As for a direct answer to your question I have no idea. I’ve done the opposite with one of my 465’s by unlocking it up to 448 cores of the 470 that it really was from the 352 of a normal 465.

The CUDA context created by your program is always given all of the cores at full clock rate for execution. (Note that if you create multiple CUDA streams in your program, then it is possible for those cores to be divided between different running kernels.) The only way to deliberately lower the power consumption of your device is to underclock it, which can be hard to do these days. (Or to buy a lower power card.)

I suppose you could issue kernels with fewer blocks than multiprocessors, but I doubt you would see much power difference. Current CPUs are able to differently clock and partially power down unused CPU cores, which is where you see a major performance improvement. There is no indication that NVIDIA GPUs can do the same thing. Not to mention the performance loss caused by running so few blocks could be considerable.


But I still have a similar question:

How to address the CUDA cores?

More specifically, can I somehow control the number of cores that I want to use? Can I assign or choose certain cores to run a certain kernel function?

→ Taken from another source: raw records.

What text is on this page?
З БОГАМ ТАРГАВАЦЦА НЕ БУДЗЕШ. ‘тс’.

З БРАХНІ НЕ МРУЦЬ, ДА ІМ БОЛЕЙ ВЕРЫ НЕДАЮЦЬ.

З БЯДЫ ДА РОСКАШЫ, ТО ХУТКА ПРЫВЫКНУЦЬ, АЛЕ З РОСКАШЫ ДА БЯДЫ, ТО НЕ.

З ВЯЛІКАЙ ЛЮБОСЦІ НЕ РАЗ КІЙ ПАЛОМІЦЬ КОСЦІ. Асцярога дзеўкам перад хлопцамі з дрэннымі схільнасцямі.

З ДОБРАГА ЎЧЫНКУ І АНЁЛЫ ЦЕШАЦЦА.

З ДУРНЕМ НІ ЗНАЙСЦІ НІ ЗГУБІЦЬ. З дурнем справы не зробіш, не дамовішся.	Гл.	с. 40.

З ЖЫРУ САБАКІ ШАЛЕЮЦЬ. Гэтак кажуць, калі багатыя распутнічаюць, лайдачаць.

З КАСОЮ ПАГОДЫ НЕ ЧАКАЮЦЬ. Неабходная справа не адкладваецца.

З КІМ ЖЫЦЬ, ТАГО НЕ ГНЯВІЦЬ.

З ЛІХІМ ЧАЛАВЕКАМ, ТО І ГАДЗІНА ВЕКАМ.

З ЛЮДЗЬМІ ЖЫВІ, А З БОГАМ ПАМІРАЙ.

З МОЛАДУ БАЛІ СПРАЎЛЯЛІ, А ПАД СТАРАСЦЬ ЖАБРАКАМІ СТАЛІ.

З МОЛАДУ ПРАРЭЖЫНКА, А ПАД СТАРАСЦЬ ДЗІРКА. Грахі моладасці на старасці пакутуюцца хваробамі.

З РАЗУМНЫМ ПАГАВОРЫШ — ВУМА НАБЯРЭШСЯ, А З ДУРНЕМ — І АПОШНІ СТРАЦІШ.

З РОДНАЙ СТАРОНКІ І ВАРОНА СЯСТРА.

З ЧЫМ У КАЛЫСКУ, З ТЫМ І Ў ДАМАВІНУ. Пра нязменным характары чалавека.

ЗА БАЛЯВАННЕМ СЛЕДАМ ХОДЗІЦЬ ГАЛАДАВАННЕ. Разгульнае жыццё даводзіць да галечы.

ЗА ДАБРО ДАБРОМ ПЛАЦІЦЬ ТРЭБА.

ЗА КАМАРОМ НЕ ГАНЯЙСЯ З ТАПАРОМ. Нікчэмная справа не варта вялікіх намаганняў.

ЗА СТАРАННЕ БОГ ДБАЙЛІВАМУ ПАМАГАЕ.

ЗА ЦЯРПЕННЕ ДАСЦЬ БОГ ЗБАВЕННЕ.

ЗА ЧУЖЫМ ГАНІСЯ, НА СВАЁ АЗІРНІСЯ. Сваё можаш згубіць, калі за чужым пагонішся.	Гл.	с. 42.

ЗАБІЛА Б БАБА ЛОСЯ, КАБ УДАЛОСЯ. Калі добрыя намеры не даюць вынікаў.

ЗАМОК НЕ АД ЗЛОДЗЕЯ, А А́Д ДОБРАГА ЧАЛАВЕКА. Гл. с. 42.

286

I want to have this kind of functions. Because it will give us more flexibility in programming.

Thanks for any reply :)

You cannot control the number of cores that a kernel will be scheduled on. The closest you could come to this ability is to launch 1 block per SM.

While addressing SMs isn’t impossible with CUDA, it most likely isn’t what you want. What are you trying to achieve? If you sketch that, we might be able to suggest a better way of doing it.

You could also group the threads on less blocks. Anyway, maybe the decrease in performance would make power consumption worse.